Le recourant fait encore valoir que la CNA lui avait reconnu un taux d’invalidité de 25% pour les suites de ses accidents, tandis que l’OAI n’admettait un taux d’invalidité qui n’atteint même pas ce chiffre. Certes, contrairement à l’avis de l’OAI, le taux de 25% n’avait pas été fixé à l’occasion d’une transaction, raison pour laquelle la jurisprudence que l’intimé cite à ce sujet pour nier d’être lié par l’appréciation de l’autre assureur (ATF 126 V 288 consid. 2b ; 112 V 174 consid. 2a) n’est pas applicable. Cependant, à l’argument du recourant il faut, d’une part, opposer que le taux d’invalidité de 25% en assurance-accidents avait été reconnu pour la première fois en 1995 et suite à la rechute de 2008, l’assurance-accidents l’ayant maintenu par décision du 17 juin 2009 et décision sur opposition du 12 août 2009. Par décision du 11 décembre 2009, l’OAI avait retenu un taux de 10%. Cette décision est entrée en force. Le recourant, qui connaissait alors déjà le taux fixé en assurance-accidents, ne peut donc pas demander par le moyen d’une révision ou reconsidération de revoir son cas compte tenu du taux divergent qui avait été fixé en assurance-accidents avant la première décision de l’OAI. D’autre part, et comme l’a retenu l’OAI, ce dernier n’est pas lié par l’évaluation de l’assurance-accidents, d’autant plus qu’il a finalement procédé à sa propre instruction au niveau médical notamment par l’examen du SMR (cf. ATF 133 V 549 ; 131 V 362). Enfin, le taux de 25% avait été fixé à l’origine par l’assurance-accidents pendant la première partie des années nonante en tenant compte de la situation d’alors, tant en ce qui concerne l’état de santé de l’assuré, que ses possibilités de revenu et de la pratique alors applicable (cf. jugement cité AA 63/94 du 18 mai 1995). Cette situation n’a pas à être réévaluée pour la présente procédure en AI et peut diverger de la pratique et des circonstances qui prévalent aujourd’hui à ce sujet.

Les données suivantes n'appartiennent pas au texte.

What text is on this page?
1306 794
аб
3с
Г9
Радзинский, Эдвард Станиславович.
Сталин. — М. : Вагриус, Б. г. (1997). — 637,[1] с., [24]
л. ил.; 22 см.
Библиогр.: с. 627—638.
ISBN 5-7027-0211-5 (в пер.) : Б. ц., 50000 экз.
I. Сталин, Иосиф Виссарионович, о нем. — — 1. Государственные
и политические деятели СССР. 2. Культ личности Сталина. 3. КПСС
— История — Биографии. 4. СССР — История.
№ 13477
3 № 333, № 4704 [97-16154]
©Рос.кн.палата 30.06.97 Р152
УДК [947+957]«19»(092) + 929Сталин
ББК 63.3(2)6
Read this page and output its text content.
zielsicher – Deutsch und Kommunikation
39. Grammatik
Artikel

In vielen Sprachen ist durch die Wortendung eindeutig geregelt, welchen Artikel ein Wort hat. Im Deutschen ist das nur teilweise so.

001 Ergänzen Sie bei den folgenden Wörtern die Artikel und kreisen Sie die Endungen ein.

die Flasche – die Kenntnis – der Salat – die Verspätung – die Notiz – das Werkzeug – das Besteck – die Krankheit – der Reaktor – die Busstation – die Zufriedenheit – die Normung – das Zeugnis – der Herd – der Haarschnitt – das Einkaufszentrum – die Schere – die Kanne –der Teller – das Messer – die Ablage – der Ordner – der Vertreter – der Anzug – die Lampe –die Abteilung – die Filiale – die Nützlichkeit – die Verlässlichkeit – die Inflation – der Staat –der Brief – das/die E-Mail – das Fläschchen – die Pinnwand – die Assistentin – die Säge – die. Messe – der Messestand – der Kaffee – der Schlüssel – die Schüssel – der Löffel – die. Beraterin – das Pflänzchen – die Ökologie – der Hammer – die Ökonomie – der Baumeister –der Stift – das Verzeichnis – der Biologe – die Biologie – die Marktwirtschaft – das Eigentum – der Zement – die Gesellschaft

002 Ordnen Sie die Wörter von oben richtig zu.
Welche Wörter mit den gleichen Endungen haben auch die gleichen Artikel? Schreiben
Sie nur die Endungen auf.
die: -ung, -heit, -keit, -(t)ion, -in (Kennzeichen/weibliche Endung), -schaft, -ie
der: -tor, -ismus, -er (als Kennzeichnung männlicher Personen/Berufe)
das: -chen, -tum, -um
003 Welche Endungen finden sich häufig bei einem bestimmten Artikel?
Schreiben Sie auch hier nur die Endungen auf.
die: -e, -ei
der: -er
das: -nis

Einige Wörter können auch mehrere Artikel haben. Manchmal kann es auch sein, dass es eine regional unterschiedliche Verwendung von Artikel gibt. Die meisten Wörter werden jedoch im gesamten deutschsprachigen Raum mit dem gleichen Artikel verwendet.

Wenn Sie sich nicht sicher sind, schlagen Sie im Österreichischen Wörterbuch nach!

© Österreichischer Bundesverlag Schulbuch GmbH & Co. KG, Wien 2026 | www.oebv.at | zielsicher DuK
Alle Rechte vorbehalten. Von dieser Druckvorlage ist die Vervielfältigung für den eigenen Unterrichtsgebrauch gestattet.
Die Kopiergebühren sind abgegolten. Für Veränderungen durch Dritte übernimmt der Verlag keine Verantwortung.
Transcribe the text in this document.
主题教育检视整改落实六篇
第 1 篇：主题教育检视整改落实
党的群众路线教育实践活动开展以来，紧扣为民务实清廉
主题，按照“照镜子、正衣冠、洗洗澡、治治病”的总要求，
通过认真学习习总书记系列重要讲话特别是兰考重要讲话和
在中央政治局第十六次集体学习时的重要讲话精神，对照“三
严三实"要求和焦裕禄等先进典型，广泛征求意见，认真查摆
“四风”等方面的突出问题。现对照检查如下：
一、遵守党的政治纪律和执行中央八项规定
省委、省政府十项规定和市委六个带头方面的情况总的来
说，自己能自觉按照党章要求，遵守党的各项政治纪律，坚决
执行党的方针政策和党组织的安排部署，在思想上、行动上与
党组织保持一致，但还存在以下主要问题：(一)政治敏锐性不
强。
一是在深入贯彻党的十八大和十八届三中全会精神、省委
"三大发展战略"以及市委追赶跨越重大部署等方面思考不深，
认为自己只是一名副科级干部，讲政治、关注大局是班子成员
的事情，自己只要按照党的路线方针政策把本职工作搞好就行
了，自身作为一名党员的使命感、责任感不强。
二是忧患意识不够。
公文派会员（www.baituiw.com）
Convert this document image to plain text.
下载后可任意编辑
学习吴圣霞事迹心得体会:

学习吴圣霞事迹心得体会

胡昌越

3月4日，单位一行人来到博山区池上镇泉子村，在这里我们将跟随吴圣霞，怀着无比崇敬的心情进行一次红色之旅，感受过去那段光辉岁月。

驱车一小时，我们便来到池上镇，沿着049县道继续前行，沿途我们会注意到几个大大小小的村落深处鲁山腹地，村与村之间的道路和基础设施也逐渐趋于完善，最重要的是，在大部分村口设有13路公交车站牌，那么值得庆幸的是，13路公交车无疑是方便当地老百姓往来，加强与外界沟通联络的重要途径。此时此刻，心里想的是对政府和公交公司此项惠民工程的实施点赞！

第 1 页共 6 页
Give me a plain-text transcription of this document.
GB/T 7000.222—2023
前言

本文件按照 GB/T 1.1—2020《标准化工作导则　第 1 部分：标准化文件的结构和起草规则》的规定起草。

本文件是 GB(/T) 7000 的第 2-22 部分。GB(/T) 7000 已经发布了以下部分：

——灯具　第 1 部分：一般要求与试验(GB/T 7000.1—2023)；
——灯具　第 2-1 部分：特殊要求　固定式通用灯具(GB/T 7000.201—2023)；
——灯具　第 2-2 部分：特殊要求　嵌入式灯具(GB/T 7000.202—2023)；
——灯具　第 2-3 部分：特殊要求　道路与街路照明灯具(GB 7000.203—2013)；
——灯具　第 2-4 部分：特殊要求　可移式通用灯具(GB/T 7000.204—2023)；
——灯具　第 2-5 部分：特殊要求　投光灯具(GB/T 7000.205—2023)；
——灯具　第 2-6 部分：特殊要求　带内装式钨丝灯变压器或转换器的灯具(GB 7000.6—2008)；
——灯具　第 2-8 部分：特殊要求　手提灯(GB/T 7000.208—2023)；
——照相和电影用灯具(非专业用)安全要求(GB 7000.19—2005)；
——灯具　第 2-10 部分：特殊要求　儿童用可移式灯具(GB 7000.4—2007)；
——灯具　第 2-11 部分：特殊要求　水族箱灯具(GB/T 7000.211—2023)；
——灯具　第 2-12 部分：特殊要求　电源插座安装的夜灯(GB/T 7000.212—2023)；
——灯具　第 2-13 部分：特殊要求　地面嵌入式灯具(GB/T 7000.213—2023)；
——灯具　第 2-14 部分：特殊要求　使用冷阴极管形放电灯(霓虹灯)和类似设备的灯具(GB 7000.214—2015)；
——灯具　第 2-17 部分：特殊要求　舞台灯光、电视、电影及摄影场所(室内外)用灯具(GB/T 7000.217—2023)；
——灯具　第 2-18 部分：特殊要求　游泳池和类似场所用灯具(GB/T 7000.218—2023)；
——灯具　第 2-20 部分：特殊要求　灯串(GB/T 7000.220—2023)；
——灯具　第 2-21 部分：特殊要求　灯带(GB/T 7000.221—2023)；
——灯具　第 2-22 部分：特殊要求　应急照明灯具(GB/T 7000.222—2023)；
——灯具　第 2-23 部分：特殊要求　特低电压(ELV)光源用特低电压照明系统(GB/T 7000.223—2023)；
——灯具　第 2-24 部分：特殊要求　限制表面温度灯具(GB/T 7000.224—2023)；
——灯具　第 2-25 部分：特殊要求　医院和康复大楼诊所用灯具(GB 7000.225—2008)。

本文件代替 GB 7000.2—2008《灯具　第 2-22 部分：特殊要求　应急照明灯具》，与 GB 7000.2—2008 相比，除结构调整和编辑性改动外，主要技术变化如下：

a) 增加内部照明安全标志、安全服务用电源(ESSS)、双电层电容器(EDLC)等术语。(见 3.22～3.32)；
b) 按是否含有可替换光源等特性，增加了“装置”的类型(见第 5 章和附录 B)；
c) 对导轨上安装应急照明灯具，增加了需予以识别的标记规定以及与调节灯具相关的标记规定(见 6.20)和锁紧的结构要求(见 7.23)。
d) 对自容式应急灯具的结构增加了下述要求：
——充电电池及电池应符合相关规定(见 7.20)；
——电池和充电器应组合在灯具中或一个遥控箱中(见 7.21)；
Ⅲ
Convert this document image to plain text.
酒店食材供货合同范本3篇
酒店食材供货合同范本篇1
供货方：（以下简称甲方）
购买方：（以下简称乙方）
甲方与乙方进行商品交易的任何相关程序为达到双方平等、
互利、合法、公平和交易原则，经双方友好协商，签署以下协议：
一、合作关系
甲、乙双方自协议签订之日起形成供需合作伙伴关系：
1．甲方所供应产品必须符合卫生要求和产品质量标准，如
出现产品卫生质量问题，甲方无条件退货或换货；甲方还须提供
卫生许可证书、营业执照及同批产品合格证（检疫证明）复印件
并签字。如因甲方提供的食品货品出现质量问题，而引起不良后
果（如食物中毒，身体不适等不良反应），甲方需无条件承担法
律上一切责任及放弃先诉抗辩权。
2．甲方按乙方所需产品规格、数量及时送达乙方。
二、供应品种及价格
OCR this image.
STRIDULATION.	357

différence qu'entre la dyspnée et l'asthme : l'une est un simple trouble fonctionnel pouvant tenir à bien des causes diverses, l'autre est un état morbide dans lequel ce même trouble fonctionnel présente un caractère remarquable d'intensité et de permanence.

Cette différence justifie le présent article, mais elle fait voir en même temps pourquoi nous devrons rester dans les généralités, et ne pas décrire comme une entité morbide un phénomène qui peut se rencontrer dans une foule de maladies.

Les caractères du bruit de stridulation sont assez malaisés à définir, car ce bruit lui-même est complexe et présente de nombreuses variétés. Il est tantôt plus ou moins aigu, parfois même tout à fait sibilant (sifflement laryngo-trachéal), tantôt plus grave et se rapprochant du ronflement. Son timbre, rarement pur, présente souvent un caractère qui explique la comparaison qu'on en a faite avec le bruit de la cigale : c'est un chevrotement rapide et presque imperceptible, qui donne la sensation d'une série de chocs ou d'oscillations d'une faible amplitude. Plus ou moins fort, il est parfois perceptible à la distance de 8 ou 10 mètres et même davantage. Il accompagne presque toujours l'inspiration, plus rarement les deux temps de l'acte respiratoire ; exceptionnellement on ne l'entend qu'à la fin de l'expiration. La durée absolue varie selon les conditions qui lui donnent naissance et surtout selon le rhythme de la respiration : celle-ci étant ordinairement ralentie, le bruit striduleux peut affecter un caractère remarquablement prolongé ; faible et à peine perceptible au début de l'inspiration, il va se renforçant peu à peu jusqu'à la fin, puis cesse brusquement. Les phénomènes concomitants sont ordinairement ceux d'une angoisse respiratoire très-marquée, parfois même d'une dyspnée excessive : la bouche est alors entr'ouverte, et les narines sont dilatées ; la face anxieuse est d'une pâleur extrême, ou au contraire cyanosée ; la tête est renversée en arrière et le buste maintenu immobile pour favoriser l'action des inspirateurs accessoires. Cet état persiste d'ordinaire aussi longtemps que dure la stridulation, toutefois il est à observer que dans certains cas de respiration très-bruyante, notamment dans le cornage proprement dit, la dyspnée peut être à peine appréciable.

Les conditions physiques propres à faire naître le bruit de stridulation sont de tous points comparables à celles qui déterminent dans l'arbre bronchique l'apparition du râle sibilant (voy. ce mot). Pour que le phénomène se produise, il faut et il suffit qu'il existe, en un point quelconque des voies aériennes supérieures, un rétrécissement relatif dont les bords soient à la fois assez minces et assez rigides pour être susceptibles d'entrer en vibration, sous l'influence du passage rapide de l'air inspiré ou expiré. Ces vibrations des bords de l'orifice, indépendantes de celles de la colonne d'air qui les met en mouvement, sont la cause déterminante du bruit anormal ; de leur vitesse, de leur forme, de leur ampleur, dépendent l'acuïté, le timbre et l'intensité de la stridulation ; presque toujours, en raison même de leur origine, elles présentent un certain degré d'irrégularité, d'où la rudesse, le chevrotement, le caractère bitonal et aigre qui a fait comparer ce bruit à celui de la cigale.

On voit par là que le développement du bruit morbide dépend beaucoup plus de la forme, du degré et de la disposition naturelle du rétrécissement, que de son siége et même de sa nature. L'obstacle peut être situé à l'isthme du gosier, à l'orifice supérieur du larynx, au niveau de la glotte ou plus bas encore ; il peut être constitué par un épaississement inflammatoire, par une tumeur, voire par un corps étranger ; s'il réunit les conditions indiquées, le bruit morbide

5. Le recours s’avère donc mal fondé et doit être rejeté, la décision de l’OAI du 20 novembre 2012 étant confirmée.
En dérogation à l’art. 61 let. a LPGA, la procédure de recours en matière de contestations portant sur l’octroi ou le refus de prestations de l’assurance-invalidité devant le tribunal cantonal des assurances est soumise à des frais judiciaires (art. 69 al. 1bis LAI). En l'espèce, il convient d'arrêter les frais judiciaires à 400 fr. et de les mettre à la charge du recourant, qui n’a pas obtenu gain de cause. Pour cette même raison, le recourant n’a pas non plus droit à des dépens (cf. art. 61 let. g LPGA).
Par ces motifs,
la Cour des assurances sociales
prononce :
I. Le recours est rejeté.
II. La décision rendue le 20 novembre 2012 par l’Office de l’assurance-invalidité pour le canton de Vaud est confirmée.
III. Les frais de justice, arrêtés à 400 fr. (quatre cents francs), sont mis à la charge de R.________, qui succombe.
IV. Il n’est pas alloué de dépens.
Le président : Le greffier :
Du
L'arrêt qui précède, dont la rédaction a été approuvée à huis clos, est notifié à :
‑ Me David Parisod, avocat (pour R.________),
‑ Office de l’assurance-invalidité pour le canton de Vaud,
- Office fédéral des assurances sociales,
par l'envoi de photocopies.
Le présent arrêt peut faire l'objet d'un recours en matière de droit public devant le Tribunal fédéral au sens des art. 82 ss LTF (loi du 17 juin 2005 sur le Tribunal fédéral ; RS 173.110), cas échéant d'un recours constitutionnel subsidiaire au sens des art. 113 ss LTF. Ces recours doivent être déposés devant le Tribunal fédéral (Schweizerhofquai 6, 6004 Lucerne) dans les trente jours qui suivent la présente notification (art. 100 al. 1 LTF).